Die Eingeladenen waren gebeten worden, aus der Sicht ihres jeweiligen Arbeitsbereichs Erwartungen an innovative Publikationmodelle für inter- und transdisziplinäre Forschungszusammenhänge – unter bes. Berücksichtigung der Geschlechterforschung – zu formulieren und dabei auch Möglichkeiten und Grenzen der eigenen Partizipation an den aktuellen Entwicklungen im Bereich der wissenschaftlichen Veröffentlichungen zu reflektieren. Dabei standen folgende Fragen im Mittelpunkt:

  • Wie sollten zukünftig wissenschaftliche Qualität und Professionalität des Publikationsmanagements interagieren?
  • Wie wichtig ist ein innovatives Publikationsmodell für fächerübergreifende Wissenschaftsbereiche und die in ihnen tätigen Personen?
  • Welche Anforderungen müssen an Publikationsdienstleister gestellt werden?
  • Können die Angebote oder die neu zu findenden Lösungen Modellcharakter haben, oder bleiben sie Nischenlösungen?

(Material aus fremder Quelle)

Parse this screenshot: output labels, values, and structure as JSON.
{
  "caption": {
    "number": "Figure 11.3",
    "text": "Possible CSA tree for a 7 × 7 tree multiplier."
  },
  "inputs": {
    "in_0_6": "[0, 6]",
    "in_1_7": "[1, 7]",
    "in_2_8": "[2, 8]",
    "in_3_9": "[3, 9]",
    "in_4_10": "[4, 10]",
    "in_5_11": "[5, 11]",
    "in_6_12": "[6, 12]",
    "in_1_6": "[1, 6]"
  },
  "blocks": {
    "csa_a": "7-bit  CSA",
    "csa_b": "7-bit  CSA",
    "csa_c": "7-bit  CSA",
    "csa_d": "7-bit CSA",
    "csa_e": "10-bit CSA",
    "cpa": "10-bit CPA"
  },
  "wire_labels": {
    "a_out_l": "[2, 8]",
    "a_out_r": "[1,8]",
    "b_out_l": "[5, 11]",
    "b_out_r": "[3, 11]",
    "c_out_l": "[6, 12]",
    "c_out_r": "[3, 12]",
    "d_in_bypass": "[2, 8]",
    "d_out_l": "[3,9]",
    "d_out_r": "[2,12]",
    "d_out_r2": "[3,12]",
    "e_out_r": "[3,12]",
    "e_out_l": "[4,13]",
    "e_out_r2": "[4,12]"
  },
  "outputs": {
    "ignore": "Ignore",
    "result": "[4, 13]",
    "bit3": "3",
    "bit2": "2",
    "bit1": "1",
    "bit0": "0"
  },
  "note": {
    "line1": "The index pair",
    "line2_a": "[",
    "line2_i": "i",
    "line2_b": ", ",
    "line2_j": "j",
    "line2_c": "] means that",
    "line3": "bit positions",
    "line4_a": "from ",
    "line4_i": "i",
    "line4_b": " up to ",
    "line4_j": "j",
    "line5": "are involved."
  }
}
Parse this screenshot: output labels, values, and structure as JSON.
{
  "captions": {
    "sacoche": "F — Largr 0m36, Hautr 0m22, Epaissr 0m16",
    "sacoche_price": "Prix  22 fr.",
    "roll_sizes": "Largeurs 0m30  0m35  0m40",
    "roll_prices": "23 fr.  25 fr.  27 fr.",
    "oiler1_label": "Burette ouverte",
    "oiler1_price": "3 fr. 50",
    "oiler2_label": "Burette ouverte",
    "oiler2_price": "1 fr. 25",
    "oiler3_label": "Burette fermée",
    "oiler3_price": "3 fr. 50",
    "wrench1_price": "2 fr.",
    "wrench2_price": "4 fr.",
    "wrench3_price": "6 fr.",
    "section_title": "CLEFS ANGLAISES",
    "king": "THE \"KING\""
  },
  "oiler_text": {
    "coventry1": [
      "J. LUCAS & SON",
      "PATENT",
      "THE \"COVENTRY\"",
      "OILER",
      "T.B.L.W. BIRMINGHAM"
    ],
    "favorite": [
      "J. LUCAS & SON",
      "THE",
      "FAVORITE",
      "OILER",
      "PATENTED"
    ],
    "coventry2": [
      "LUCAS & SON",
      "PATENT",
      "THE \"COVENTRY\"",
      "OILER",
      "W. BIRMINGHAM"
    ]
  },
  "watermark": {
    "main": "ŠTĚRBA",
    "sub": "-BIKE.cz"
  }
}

Diese Fragen wurde in zwei Schritten behandelt:

Zunächst ging es allgemein um aktuelle Anforderungen an wissenschaftliches Publizieren in fächerübergreifenden Forschungszusammenhängen. Dabei standen zwei Aspekte im Mittelpunkt: die Bedeutung technisch-organisatorischer und rechtlicher Qualitätskriterien für die Attraktivität von neuen (elektronischen) Publikationsangeboten sowie die besonderen Anforderungen kleinerer inter-/transdisziplinärer wissenschaftlicher Bereiche an neue Veröffentlichungsmodelle.

Danach wurde konkreter über spezielle Anforderungen an (Open-Access-)Publikationsdienstleister aus der Sicht fächerübergreifender, inter- bzw. transdisziplinärer Forschungszusammenhänge diskutiert. Im Mittelpunkt standen dabei Aspekte und Leistungsmerkmale eines Anforderungskatalogs an wissenschaftliche Publikationsdienstleister, insbesondere im Hinblick auf die Frage, welche (verlegerischen) Dienstleistungen zukünftig von den Forschenden bzw. den wissenschaftlichen Institutionen selbst erbracht werden können/sollen, wie entsprechende Geschäftsmodelle aussehen könnten und wie die Qualität und Professionalität von (selbstorganisierten) Publikationsangeboten gesichert und – vor allem – überzeugend vermittelt werden können.

Alle Teilnehmer/innen des Workshops halten eine Erweiterung der Qualitätskriterien wissenschaftlichen Publizierens um Aspekte der Prozess- und Systemqualität des Veröffentlichungsvorgangs für sinnvoll und schätzen ein entsprechendes qualitätsgesichertes Open-Access-Angebot auch für die Geschlechterforschung als zukunftsweisend ein. Gleichwohl gelte es, gerade in diesem Bereich die nach wie vor bestehenden Vorbehalte zu berücksichtigen und ihnen durch geeignete Maßnahmen zu begegnen. Dabei komme der Unterstützung durch Förderinstitutionen (insb. DFG) und die Hochschulen selbst zentrale Bedeutung zu: Open-Access-Publizieren müsse bei der Leistungsbewertung zukünftig besonders berücksichtigt werden.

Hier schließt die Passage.